With lower salaries, layoffs, downsizing, and employer income reductions, your efforts to manage your available funds is critical to your prosperity – possibly, even survival – during this period.
The banking industry is making numerous changes – most of them designed to protect the institutions – that will directly or indirectly affect you and your money. Much like you, banks and credit unions must protect their available cash and investments, while generating as much revenue as possible.
Their efforts will often affect you – for better or worse – mandating that you know what changes they are making and that you respond to their actions with wise moves of your own.
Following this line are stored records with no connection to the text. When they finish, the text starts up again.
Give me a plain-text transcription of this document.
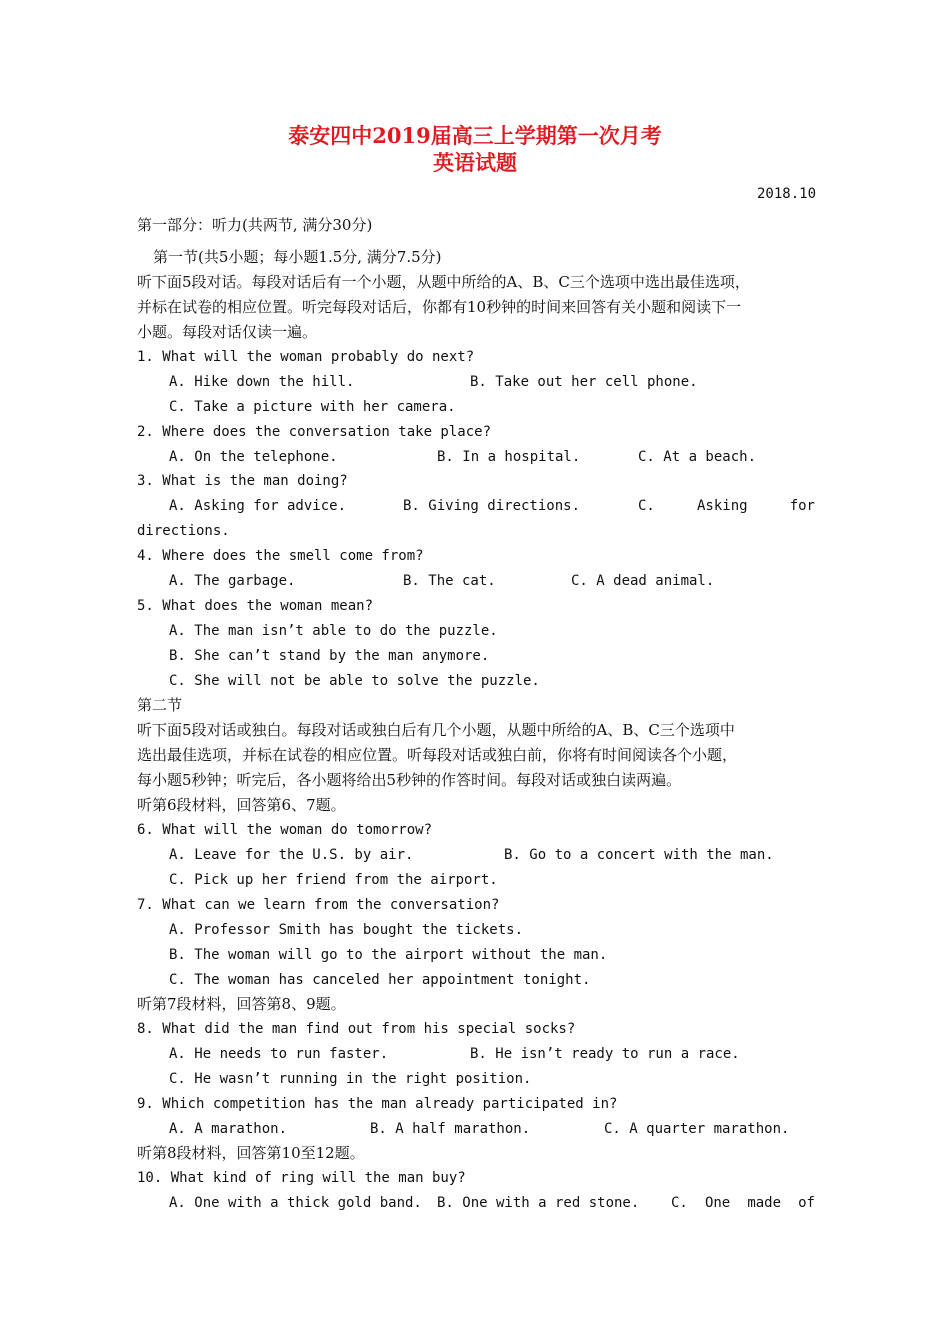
泰安四中2019届高三上学期第一次月考
英语试题
2018.10
第一部分：听力(共两节, 满分30分)
第一节(共5小题；每小题1.5分, 满分7.5分)
听下面5段对话。每段对话后有一个小题，从题中所给的A、B、C三个选项中选出最佳选项，
并标在试卷的相应位置。听完每段对话后，你都有10秒钟的时间来回答有关小题和阅读下一
小题。每段对话仅读一遍。
1. What will the woman probably do next?
A. Hike down the hill.	B. Take out her cell phone.
C. Take a picture with her camera.
2. Where does the conversation take place?
A. On the telephone.	B. In a hospital.	C. At a beach.
3. What is the man doing?
A. Asking for advice.	B. Giving directions.	C.	Asking	for
directions.
4. Where does the smell come from?
A. The garbage.	B. The cat.	C. A dead animal.
5. What does the woman mean?
A. The man isn’t able to do the puzzle.
B. She can’t stand by the man anymore.
C. She will not be able to solve the puzzle.
第二节
听下面5段对话或独白。每段对话或独白后有几个小题，从题中所给的A、B、C三个选项中
选出最佳选项，并标在试卷的相应位置。听每段对话或独白前，你将有时间阅读各个小题，
每小题5秒钟；听完后，各小题将给出5秒钟的作答时间。每段对话或独白读两遍。
听第6段材料，回答第6、7题。
6. What will the woman do tomorrow?
A. Leave for the U.S. by air.	B. Go to a concert with the man.
C. Pick up her friend from the airport.
7. What can we learn from the conversation?
A. Professor Smith has bought the tickets.
B. The woman will go to the airport without the man.
C. The woman has canceled her appointment tonight.
听第7段材料，回答第8、9题。
8. What did the man find out from his special socks?
A. He needs to run faster.	B. He isn’t ready to run a race.
C. He wasn’t running in the right position.
9. Which competition has the man already participated in?
A. A marathon.	B. A half marathon.	C. A quarter marathon.
听第8段材料，回答第10至12题。
10. What kind of ring will the man buy?
A. One with a thick gold band. B. One with a red stone. C. One made of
Just as the business world must understand that you will probably restrict your spending, new loans, luxury purchases, and home improvement activities, while expanding your cash conservation efforts, you should understand and respect bank and credit union action plans to achieve the same goal.
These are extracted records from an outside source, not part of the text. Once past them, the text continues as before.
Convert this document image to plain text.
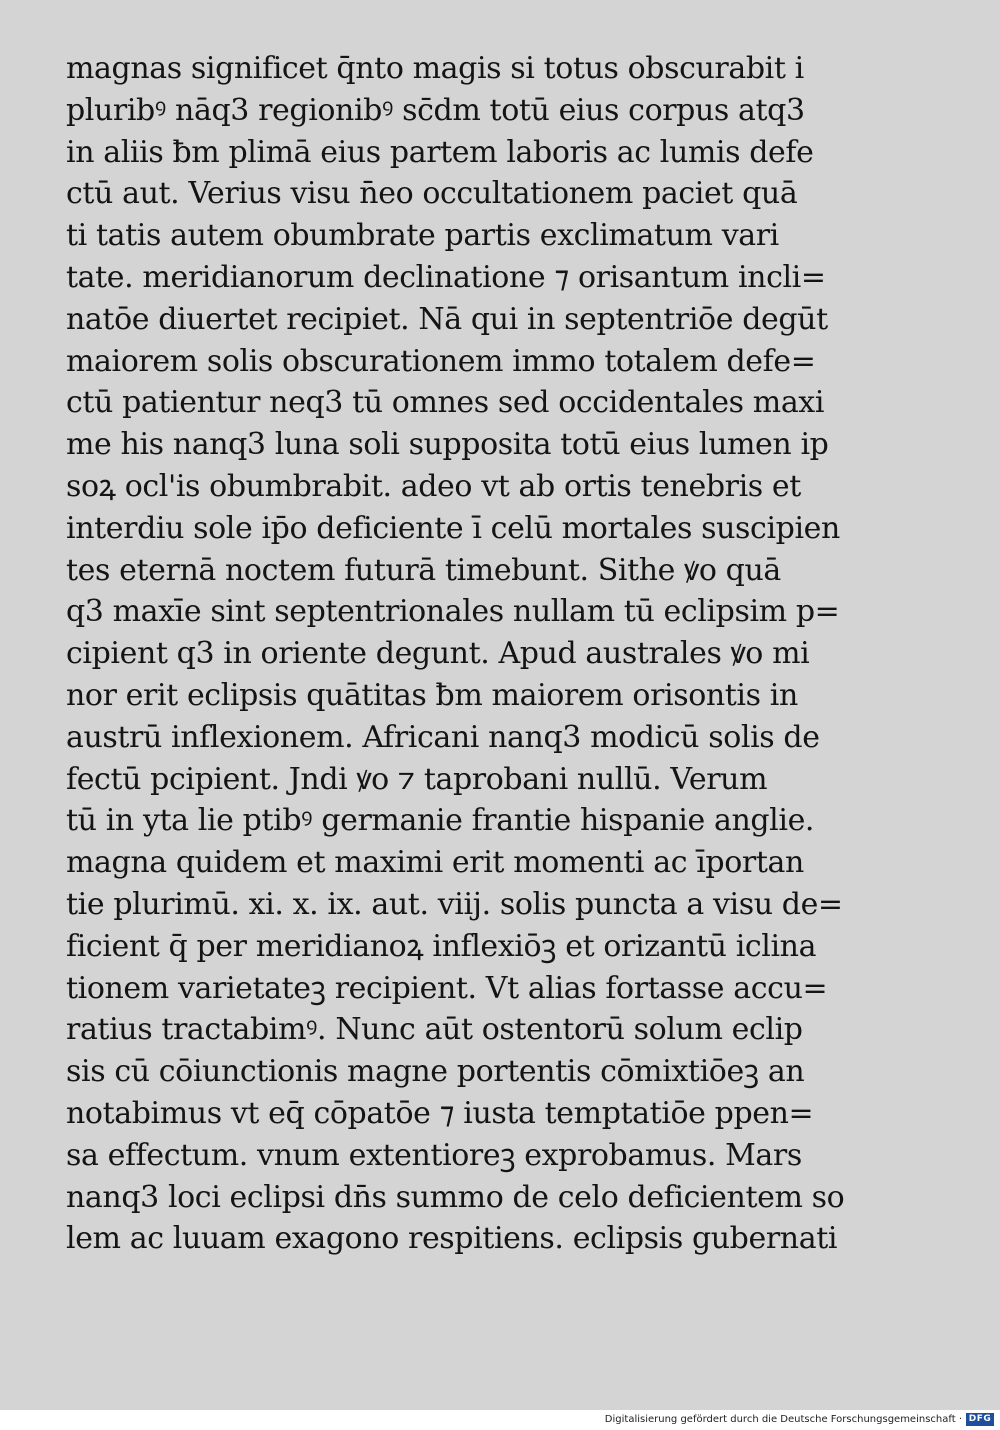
magnas significet q̄nto magis si totus obscurabit i
pluribꝰ nāq3 regionibꝰ sc̄dm totū eius corpus atq3
in aliis ƀm plimā eius partem laboris ac lumis defe
ctū aut. Verius visu n̄eo occultationem paciet quā
ti tatis autem obumbrate partis exclimatum vari
tate. meridianorum declinatione ⁊ orisantum incli=
natōe diuertet recipiet. Nā qui in septentriōe degūt
maiorem solis obscurationem immo totalem defe=
ctū patientur neq3 tū omnes sed occidentales maxi
me his nanq3 luna soli supposita totū eius lumen ip
soꝝ ocl'is obumbrabit. adeo vt ab ortis tenebris et
interdiu sole ip̄o deficiente ī celū mortales suscipien
tes eternā noctem futurā timebunt. Sithe ꝟo quā
q3 maxīe sint septentrionales nullam tū eclipsim p=
cipient q3 in oriente degunt. Apud australes ꝟo mi
nor erit eclipsis quātitas ƀm maiorem orisontis in
austrū inflexionem. Africani nanq3 modicū solis de
fectū pcipient. Jndi ꝟo ⁊ taprobani nullū. Verum
tū in yta lie ptibꝰ germanie frantie hispanie anglie.
magna quidem et maximi erit momenti ac īportan
tie plurimū. xi. x. ix. aut. viij. solis puncta a visu de=
ficient q̄ per meridianoꝝ inflexiōꝫ et orizantū iclina
tionem varietateꝫ recipient. Vt alias fortasse accu=
ratius tractabimꝰ. Nunc aūt ostentorū solum eclip
sis cū cōiunctionis magne portentis cōmixtiōeꝫ an
notabimus vt eq̄ cōpatōe ⁊ iusta temptatiōe ppen=
sa effectum. vnum extentioreꝫ exprobamus. Mars
nanq3 loci eclipsi dn̄s summo de celo deficientem so
lem ac luuam exagono respitiens. eclipsis gubernati
Digitalisierung gefördert durch die Deutsche Forschungsgemeinschaft · DFG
The following are some wise banking moves you should consider to respond to financial institution changes and to combat the negatives offered by the down economy.
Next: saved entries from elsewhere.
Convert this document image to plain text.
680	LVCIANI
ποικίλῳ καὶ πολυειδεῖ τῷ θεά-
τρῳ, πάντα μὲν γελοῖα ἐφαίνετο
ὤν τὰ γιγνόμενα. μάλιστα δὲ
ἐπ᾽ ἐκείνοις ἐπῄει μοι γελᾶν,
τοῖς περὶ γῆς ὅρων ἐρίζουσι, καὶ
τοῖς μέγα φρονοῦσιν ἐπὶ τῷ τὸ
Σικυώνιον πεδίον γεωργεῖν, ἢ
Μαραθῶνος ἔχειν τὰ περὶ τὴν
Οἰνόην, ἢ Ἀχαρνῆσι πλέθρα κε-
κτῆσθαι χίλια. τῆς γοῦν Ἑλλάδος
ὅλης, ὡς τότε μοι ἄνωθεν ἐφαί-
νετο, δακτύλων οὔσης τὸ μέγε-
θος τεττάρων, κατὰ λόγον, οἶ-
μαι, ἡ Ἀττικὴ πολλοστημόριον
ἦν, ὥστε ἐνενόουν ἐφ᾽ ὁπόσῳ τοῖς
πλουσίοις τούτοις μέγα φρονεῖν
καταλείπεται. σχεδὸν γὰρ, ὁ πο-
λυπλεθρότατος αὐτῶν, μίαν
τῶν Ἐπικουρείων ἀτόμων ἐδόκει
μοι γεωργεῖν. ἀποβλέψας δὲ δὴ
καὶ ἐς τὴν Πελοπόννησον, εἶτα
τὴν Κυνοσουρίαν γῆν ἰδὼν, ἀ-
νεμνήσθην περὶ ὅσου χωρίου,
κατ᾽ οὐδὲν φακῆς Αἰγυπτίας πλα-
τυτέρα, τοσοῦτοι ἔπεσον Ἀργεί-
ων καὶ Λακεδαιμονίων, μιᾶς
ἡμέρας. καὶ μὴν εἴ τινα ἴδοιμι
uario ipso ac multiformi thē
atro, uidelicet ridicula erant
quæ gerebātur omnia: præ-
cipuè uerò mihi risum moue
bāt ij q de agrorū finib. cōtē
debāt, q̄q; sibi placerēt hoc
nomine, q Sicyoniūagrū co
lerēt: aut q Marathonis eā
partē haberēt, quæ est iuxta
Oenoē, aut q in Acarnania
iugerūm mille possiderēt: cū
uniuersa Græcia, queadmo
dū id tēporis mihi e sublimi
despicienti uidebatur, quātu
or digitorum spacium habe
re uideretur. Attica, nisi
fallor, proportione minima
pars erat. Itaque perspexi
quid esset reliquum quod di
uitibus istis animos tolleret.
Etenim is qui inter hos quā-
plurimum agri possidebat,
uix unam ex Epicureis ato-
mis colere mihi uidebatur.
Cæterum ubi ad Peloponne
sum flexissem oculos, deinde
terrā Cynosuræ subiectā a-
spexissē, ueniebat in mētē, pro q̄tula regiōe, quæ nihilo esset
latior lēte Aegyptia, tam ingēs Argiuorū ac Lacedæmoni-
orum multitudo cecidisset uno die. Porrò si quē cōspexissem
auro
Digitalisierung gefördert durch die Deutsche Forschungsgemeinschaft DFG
Smart banking moves to consider
Evaluate your bank's stability
While commercial banks are typically more negatively affected than mutual savings banks and credit unions, no banking institution is automatically immune to serious problems spawned by a down economy. Ensure that your bank is still financially "safe and sound".
Use the Internet and other sources to convince yourself that your favorite financial institution still warrants your loyalty. Make sure they are part of the newly increased savings account insurance protection (up to $250,000 per account) provided by FDIC (banks) and NCUA (credit unions).
Check out the competition
Examine the competition for better interest rates on a savings account, money market account, and certificate of deposit. You might believe that the down economy is automatically driving deposit account interest rates downward. This may or may not be true.
There should be some banks and credit unions, in an attempt to display concern for their customers/members, that will actually offer a bit of a premium on their deposit accounts. As usual, the Federal Reserve and competition will eventually determine the longer-term rate level, but you might find some pleasant surprises with the offers from certain banks.
Consider less "flexible" products
Consider less "flexible" products, like money market accounts or certificates of deposit. If you've decided to restrict your spending for the near future during this economic downturn, you might be able to enjoy the higher interest rates offered on a money market account or certificate of deposit to maximize your dollars' earning power.
By keeping the minimum in your transaction (checking) accounts and diverting funds to a higher paying savings account may also help you keep your spending control goals while earning more money.
Don't cash out
Resist the temptation to withdraw large amounts of cash and hide it under your mattress or in your freezer wrapped in Genoa salami. First, when using the cash, merchants may make odd looking faces from the smell. More importantly, as every banker knows, cash is a very "expensive" asset.
Moving your funds from an interest bearing savings account to your freezer and wrapped in deli meat costs you earnings. Since your deposit accounts are insured by federal government entities, even if your bank suffers a terminal disease, your balances are protected up to the insurance limits.
Get creative
If you have enough cash, consider "laddering" some certificates of deposit. Laddering CDs provides some cash flow and interest rate protection for you. Here is how to do it. Divide your available funds into two to four "pieces". Visit your favorite bank or credit union and purchase as many CDs as you have "pieces".
Just make sure that they have different maturities. You might buy one that matures in six months, another that matures in one year, a third maturing in eighteen months, etc. This helps ensure at least two important considerations. You'll regularly have a CD coming due to offer you the cash you might need.
Second, you'll avoid having your savings go "under water" – having a fixed rate CD earning less than the current prevailing savings interest rate.
Formulate your own action plan
Many people read headlines that document the chaos that economic downturns create in the business community, yet do little to create their own action plans to safeguard their own cash and savings.
Who or what is more important than you? Consider one or more of these wise banking moves in 2009 and the near future to protect your cash and earn as much as you can from your favorite bank or credit union.